Assume that $R$ is an integral domain, and that $B$ is a non-empty subset of $R$. An element $a\in R$ is called a greatest common divisor of $B$ if $a$ is a common divisor of every element in $B$, and is divisible by every common divisor of all the elements in $B$. Assume that $a$ is the greatest common divisor of $B$, and define $$C=\{c\in{R}:ca\in B\}.$$ Prove that the greatest common divisor of $C$ is equal to $1$.

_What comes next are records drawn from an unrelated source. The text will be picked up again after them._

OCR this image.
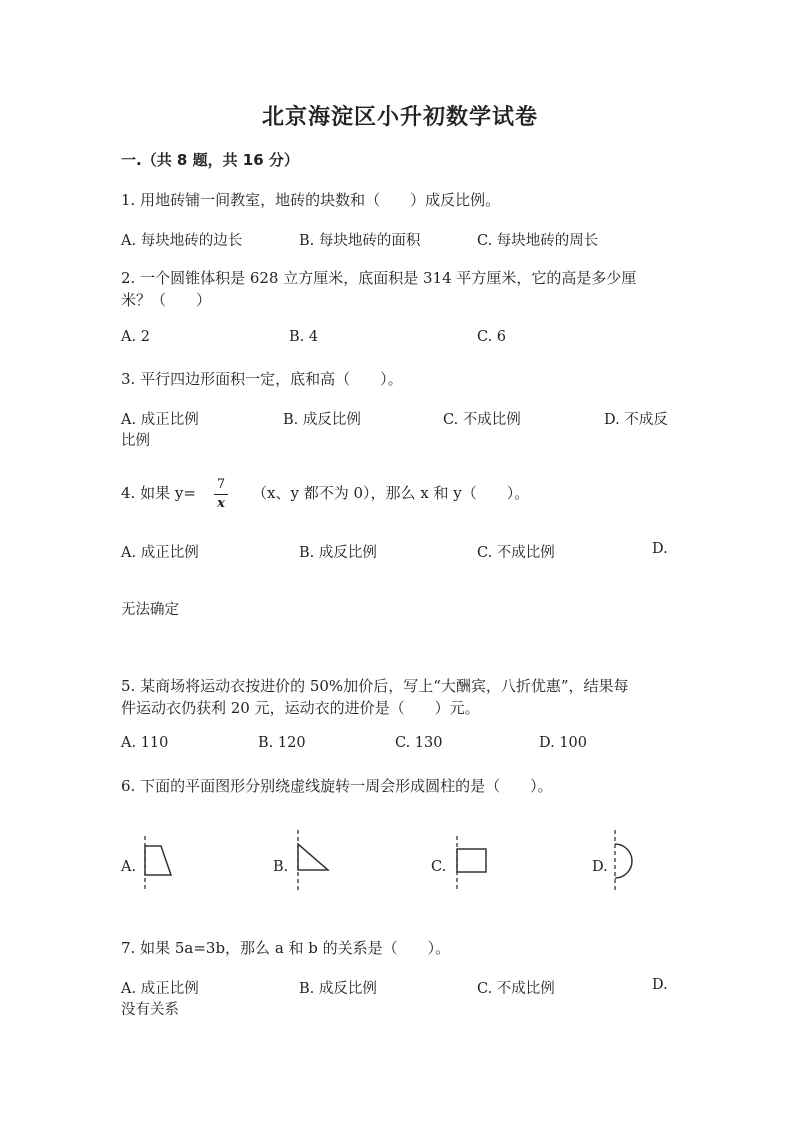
北京海淀区小升初数学试卷
一.（共 8 题，共 16 分）
1. 用地砖铺一间教室，地砖的块数和（　　）成反比例。
A. 每块地砖的边长	B. 每块地砖的面积	C. 每块地砖的周长
2. 一个圆锥体积是 628 立方厘米，底面积是 314 平方厘米，它的高是多少厘
米？（　　）
A. 2	B. 4	C. 6
3. 平行四边形面积一定，底和高（　　）。
A. 成正比例	B. 成反比例	C. 不成比例	D. 不成反
比例
4. 如果 y= 7
x
（x、y 都不为 0），那么 x 和 y（　　）。
A. 成正比例	B. 成反比例	C. 不成比例	D.
无法确定
5. 某商场将运动衣按进价的 50%加价后，写上“大酬宾，八折优惠”，结果每
件运动衣仍获利 20 元，运动衣的进价是（　　）元。
A. 110	B. 120	C. 130	D. 100
6. 下面的平面图形分别绕虚线旋转一周会形成圆柱的是（　　）。
A.	B.	C.	D.
7. 如果 5a=3b，那么 a 和 b 的关系是（　　）。
A. 成正比例	B. 成反比例	C. 不成比例	D.
没有关系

Here is what I have so far. Since $a$ is a greatest common divisor of $B$, it follows that $B\subset (a)$ where $(a)$ is the ideal generated by $a$. If $d$ is the greatest common divisor of $C$, then since every element of $B$ is a multiple of $a$, $d$ must be a common divisor of $B$, and must therefore divide $a$. If I can prove that there exists $c\in R$ that is prime to $a$ such that $ca\in R$, then I could conclude that $d$ must be a common divisor of two coprime elements and must therefore be equal to $1$. I haven't used the fact that $R$ is an integral domain so far. Wondering whether this helps me find such an element $c$, such that $c$ and $a$ are coprime and $ca\in B$.